Keystone/Gaetan Bally

Auf der Flucht, in einem fremden Land, ohne Perspektiven. Eine ungewollte Schwangerschaft verschärft die ohnehin schon ungewisse Lage von Asylbewerberinnen zusätzlich. In der Schweiz können sich aber viele Flüchtlinge keine Verhütungsmittel leisten.

Dies beobachtet eine Gynäkologin aus dem Kanton Zürich, die namentlich nicht genannt werden möchte. Viele Asylbewerberinnen hätten ein Bedürfnis nach einer Verhütungsmethode, scheiterten dann aber an den Kosten: «Die Frauen können sich die Spirale oder die Pille schlicht nicht leisten und müssen darauf verzichten.» Nicht selten kämen sie dann nach einigen Wochen wieder zu ihr zurück – schwanger. «Das ist ein grosses Problem.» Kondome sind für viele Flüchtlinge keine Option – je nach kulturellem Hintergrund sind sie verpönt.

Der Bund sieht jedoch keine Finanzierung von hormonellen Verhütungsmitteln für Asylbewerberinnen vor, da Verhütung nicht im Leistungskatalog der Krankenkasse aufgeführt ist. Auch in den Kantonen gibt es keine einheitliche Regelung. So werden beispielsweise im Kanton Aargau oder St. Gallen die Verhütungskosten für Asylbewerberinnen übernommen, während der Kanton Zürich keine solchen Unterstützungszahlungen kennt.

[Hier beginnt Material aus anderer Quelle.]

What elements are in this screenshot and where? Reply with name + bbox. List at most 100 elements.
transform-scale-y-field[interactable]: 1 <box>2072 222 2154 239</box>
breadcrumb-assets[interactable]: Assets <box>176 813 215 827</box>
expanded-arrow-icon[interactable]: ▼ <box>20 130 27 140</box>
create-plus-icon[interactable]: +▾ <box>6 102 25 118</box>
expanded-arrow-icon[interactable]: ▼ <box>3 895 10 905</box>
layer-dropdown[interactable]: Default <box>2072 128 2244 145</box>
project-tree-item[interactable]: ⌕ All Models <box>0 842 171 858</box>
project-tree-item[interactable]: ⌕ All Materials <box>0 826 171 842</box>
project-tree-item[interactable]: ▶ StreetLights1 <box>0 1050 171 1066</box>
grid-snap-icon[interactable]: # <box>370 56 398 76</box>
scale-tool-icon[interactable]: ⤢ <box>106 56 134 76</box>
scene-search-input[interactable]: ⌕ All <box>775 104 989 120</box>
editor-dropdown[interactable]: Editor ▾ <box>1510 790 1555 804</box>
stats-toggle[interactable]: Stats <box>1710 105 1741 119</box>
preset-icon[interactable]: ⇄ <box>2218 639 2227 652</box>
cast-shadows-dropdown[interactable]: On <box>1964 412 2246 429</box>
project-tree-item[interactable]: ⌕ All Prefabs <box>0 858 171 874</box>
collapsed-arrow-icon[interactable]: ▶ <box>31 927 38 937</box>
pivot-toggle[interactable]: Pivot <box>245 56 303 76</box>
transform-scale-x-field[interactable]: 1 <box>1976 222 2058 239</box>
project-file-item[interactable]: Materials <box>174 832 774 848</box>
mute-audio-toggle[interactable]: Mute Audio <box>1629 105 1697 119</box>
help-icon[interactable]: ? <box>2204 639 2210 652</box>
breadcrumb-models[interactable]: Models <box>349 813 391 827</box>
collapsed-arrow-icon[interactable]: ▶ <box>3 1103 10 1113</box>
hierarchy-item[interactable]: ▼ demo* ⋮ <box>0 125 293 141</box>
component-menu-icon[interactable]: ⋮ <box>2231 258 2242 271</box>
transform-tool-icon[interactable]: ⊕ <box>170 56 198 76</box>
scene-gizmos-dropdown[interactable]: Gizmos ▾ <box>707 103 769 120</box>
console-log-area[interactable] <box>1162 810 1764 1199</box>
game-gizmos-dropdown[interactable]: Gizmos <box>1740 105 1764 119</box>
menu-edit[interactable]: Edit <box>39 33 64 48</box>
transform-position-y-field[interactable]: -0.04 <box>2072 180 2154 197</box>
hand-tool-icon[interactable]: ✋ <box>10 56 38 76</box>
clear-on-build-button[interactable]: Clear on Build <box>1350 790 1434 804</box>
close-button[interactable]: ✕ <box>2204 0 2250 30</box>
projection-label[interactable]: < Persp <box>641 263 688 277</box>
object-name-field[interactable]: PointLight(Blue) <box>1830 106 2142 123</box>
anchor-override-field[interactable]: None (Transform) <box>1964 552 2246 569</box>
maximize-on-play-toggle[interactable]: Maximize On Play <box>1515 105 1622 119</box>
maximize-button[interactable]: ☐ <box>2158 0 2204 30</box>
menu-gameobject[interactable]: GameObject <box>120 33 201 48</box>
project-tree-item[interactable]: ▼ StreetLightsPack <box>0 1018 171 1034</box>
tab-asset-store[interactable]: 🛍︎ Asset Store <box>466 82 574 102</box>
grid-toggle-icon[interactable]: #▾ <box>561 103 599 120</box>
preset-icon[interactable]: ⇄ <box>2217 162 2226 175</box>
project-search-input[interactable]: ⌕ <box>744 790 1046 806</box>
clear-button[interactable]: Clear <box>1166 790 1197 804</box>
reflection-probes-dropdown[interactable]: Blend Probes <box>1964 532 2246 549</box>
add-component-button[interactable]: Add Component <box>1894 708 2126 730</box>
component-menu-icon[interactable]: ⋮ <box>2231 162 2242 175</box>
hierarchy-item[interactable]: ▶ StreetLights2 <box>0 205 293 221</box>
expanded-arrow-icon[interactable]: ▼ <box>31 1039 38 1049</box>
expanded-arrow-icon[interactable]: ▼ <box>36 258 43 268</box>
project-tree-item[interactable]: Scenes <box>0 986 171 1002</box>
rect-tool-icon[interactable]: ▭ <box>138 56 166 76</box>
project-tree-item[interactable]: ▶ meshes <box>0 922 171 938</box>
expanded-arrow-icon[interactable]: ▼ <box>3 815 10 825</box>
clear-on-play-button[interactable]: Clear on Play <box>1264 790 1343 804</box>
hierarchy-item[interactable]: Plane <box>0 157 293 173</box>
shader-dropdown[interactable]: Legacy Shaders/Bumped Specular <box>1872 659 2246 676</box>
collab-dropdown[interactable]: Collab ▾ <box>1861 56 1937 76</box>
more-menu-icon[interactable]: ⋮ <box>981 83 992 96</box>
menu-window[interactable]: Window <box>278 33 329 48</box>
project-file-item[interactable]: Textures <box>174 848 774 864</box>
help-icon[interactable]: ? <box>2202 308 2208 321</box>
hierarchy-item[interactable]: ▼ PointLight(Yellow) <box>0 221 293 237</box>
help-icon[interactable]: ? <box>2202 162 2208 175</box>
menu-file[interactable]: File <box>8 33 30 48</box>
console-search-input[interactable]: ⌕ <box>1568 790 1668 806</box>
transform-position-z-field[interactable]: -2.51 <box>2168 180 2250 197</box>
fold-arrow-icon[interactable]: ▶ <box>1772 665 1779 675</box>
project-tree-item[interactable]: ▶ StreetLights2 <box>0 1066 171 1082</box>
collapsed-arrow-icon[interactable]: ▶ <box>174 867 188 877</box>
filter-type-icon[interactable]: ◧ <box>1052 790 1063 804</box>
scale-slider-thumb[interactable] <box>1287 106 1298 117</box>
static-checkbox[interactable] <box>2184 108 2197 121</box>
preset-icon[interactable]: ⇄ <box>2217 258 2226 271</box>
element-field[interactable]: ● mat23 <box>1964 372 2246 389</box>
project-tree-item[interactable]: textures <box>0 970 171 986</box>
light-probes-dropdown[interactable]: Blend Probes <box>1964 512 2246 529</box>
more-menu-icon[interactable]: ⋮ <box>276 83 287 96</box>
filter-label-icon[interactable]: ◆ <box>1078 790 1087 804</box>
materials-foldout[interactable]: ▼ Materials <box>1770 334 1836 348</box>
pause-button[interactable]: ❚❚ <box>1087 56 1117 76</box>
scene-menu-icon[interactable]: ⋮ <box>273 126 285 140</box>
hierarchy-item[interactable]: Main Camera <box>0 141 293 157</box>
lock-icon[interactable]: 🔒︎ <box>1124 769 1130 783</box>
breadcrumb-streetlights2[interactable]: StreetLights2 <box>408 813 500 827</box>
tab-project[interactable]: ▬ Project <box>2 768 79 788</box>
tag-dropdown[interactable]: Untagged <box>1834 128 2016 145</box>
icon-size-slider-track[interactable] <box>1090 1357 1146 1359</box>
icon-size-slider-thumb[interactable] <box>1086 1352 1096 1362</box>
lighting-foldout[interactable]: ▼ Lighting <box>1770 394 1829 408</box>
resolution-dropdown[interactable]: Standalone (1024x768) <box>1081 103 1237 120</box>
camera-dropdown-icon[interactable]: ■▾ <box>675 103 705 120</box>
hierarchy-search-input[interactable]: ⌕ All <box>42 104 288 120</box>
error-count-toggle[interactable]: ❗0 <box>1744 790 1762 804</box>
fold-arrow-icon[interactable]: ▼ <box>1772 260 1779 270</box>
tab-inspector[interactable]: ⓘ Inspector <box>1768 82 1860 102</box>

«Es muss dringend eine Lösung her»

Die Dachorganisation «Sexuelle Gesundheit Schweiz» kennt das Problem. Ihre Beratungsstellen verfügen über einen Notfonds für Asylbewerberinnen, die sich keine Verhütung leisten können. Laut der Geschäftsleiterin Barbara Berger wird diese Finanzierungshilfe extrem häufig eingefordert. «Die stetige Kostenreduktion im Asylwesen erhöht den Druck auf unsere Beratungsstellen enorm.» Wenn es nach ihr ginge, müssten die Verhütungsmittel von den Behörden finanziert werden. «Es muss dringend eine Lösung her. Es kann nicht sein, dass wir jeden einzelnen Fall individuell lösen müssen.»

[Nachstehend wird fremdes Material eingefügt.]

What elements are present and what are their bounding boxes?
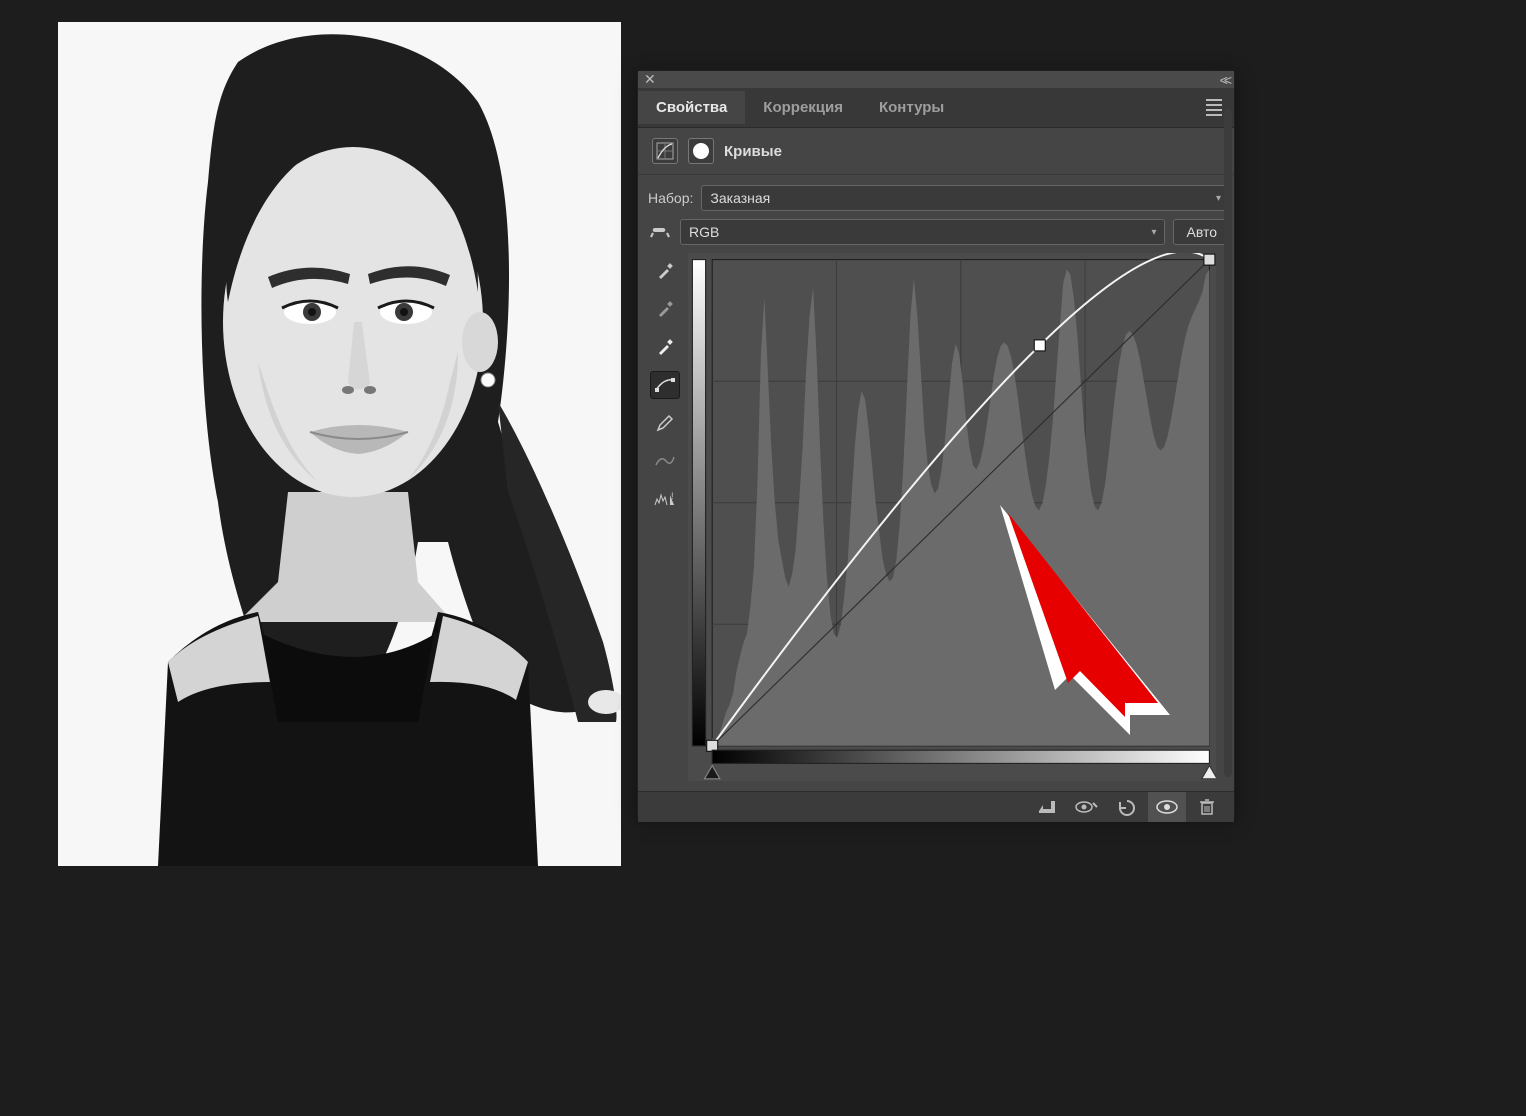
channel-value: RGB bbox=[689, 224, 719, 240]
clip-to-layer-icon[interactable] bbox=[1028, 792, 1066, 822]
smooth-tool-icon[interactable] bbox=[650, 447, 680, 475]
adjustment-header: Кривые bbox=[638, 128, 1234, 175]
auto-button[interactable]: Авто bbox=[1173, 219, 1230, 245]
close-panel-icon[interactable]: ✕ bbox=[644, 71, 656, 88]
curves-adjustment-icon bbox=[652, 138, 678, 164]
trash-icon[interactable] bbox=[1188, 792, 1226, 822]
collapse-panel-icon[interactable]: << bbox=[1220, 72, 1228, 88]
histogram-clip-icon[interactable]: ! bbox=[650, 485, 680, 513]
chevron-down-icon: ▾ bbox=[1216, 193, 1221, 204]
targeted-adjust-icon[interactable] bbox=[648, 220, 672, 244]
curves-tools: ! bbox=[648, 253, 682, 781]
white-eyedropper-icon[interactable] bbox=[650, 333, 680, 361]
panel-tabs: Свойства Коррекция Контуры bbox=[638, 88, 1234, 128]
curve-point-tool-icon[interactable] bbox=[650, 371, 680, 399]
reset-icon[interactable] bbox=[1108, 792, 1146, 822]
adjustment-title: Кривые bbox=[724, 143, 782, 160]
document-canvas[interactable] bbox=[58, 22, 621, 866]
preset-select[interactable]: Заказная ▾ bbox=[701, 185, 1230, 211]
tab-properties[interactable]: Свойства bbox=[638, 91, 745, 124]
preset-label: Набор: bbox=[648, 190, 693, 206]
preset-value: Заказная bbox=[710, 190, 770, 206]
svg-text:!: ! bbox=[671, 491, 674, 501]
panel-scrollbar[interactable] bbox=[1224, 109, 1232, 777]
visibility-icon[interactable] bbox=[1148, 792, 1186, 822]
tab-contours[interactable]: Контуры bbox=[861, 91, 962, 124]
view-previous-state-icon[interactable] bbox=[1068, 792, 1106, 822]
tab-correction[interactable]: Коррекция bbox=[745, 91, 861, 124]
properties-panel: ✕ << Свойства Коррекция Контуры Кривые Н… bbox=[637, 70, 1235, 818]
chevron-down-icon: ▾ bbox=[1151, 227, 1156, 238]
curves-graph[interactable] bbox=[688, 253, 1216, 781]
channel-select[interactable]: RGB ▾ bbox=[680, 219, 1165, 245]
panel-titlebar: ✕ << bbox=[638, 71, 1234, 88]
panel-footer bbox=[638, 791, 1234, 822]
black-eyedropper-icon[interactable] bbox=[650, 257, 680, 285]
gray-eyedropper-icon[interactable] bbox=[650, 295, 680, 323]
pencil-tool-icon[interactable] bbox=[650, 409, 680, 437]
layer-mask-icon[interactable] bbox=[688, 138, 714, 164]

Auch in der Politik wird diese Forderung nun laut. Laut EVP-Nationalrätin Maja Ingold liegt es im Interesse der Schweiz, dass die Frauen nicht mehr Kinder bekommen, als sie eigentlich möchten. Ingold prüft deshalb einen Vorstoss: «Es braucht eine schweizweite Spezialregelung, die diesen Frauen die hormonelle Verhütung ermöglicht.» Für den Zürcher SVP-Nationalrat Hans Fehr hingegen sind solche Forderungen eine «Pervertierung des Asylwesens». Dies habe nichts mehr mit dem Schutz von Menschen in Not zu tun, sondern sei eine «unnötig teure, luxuriöse Leistung».

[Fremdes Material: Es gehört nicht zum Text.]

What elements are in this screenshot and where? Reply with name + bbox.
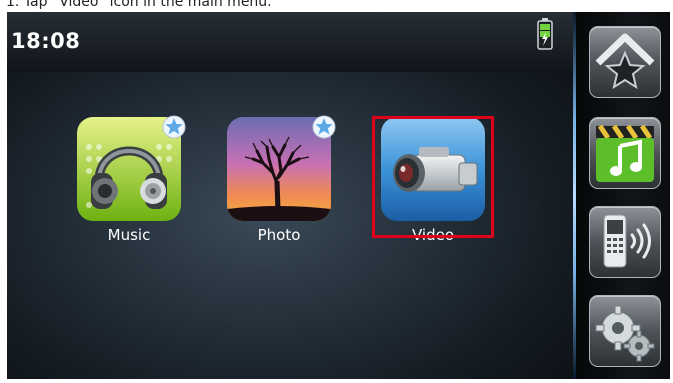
status-bar: 18:08 — [7, 12, 573, 72]
multimedia-icon — [596, 124, 654, 182]
selection-highlight — [372, 116, 494, 238]
bluetooth-phone-icon — [603, 214, 651, 268]
favorites-button[interactable] — [589, 26, 661, 98]
phone-button[interactable] — [589, 206, 661, 278]
favorites-star-icon — [595, 33, 655, 90]
app-photo[interactable]: Photo — [220, 115, 338, 244]
main-menu: 18:08 Music Photo Video — [7, 12, 573, 379]
app-label-music: Music — [107, 226, 151, 244]
device-screen: 18:08 Music Photo Video — [7, 12, 670, 379]
settings-button[interactable] — [589, 295, 661, 367]
favorite-star-icon — [312, 115, 336, 139]
settings-gears-icon — [595, 305, 655, 362]
app-music[interactable]: Music — [70, 115, 188, 244]
sidebar — [576, 12, 670, 379]
clock-time: 18:08 — [11, 29, 81, 53]
instruction-caption: 1. Tap “Video” icon in the main menu. — [6, 0, 272, 10]
multimedia-button[interactable] — [589, 117, 661, 189]
app-label-photo: Photo — [257, 226, 301, 244]
favorite-star-icon — [162, 115, 186, 139]
battery-charging-icon — [537, 18, 553, 50]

90 Mio für Aufklärung und Verhütung

Die Schweiz setzt sich für die sexuelle und reproduktive Gesundheit in Entwicklungsländern ein. Ein wichtiger Bestandteil dieses Projekts ist die Familienplanung, in dessen Rahmen den Frauen auch Zugang zu verschiedenen Verhütungsmitteln ermöglicht wird. Die Frauen sollen zudem mehr über die Verhütung lernen und entscheiden können, mit welcher Methode sie verhüten möchten. Die Direktion für Entwicklung und Zusammenarbeit Deza sieht für das gesamte Projekt in diesem Jahr 90 Millionen Franken vor.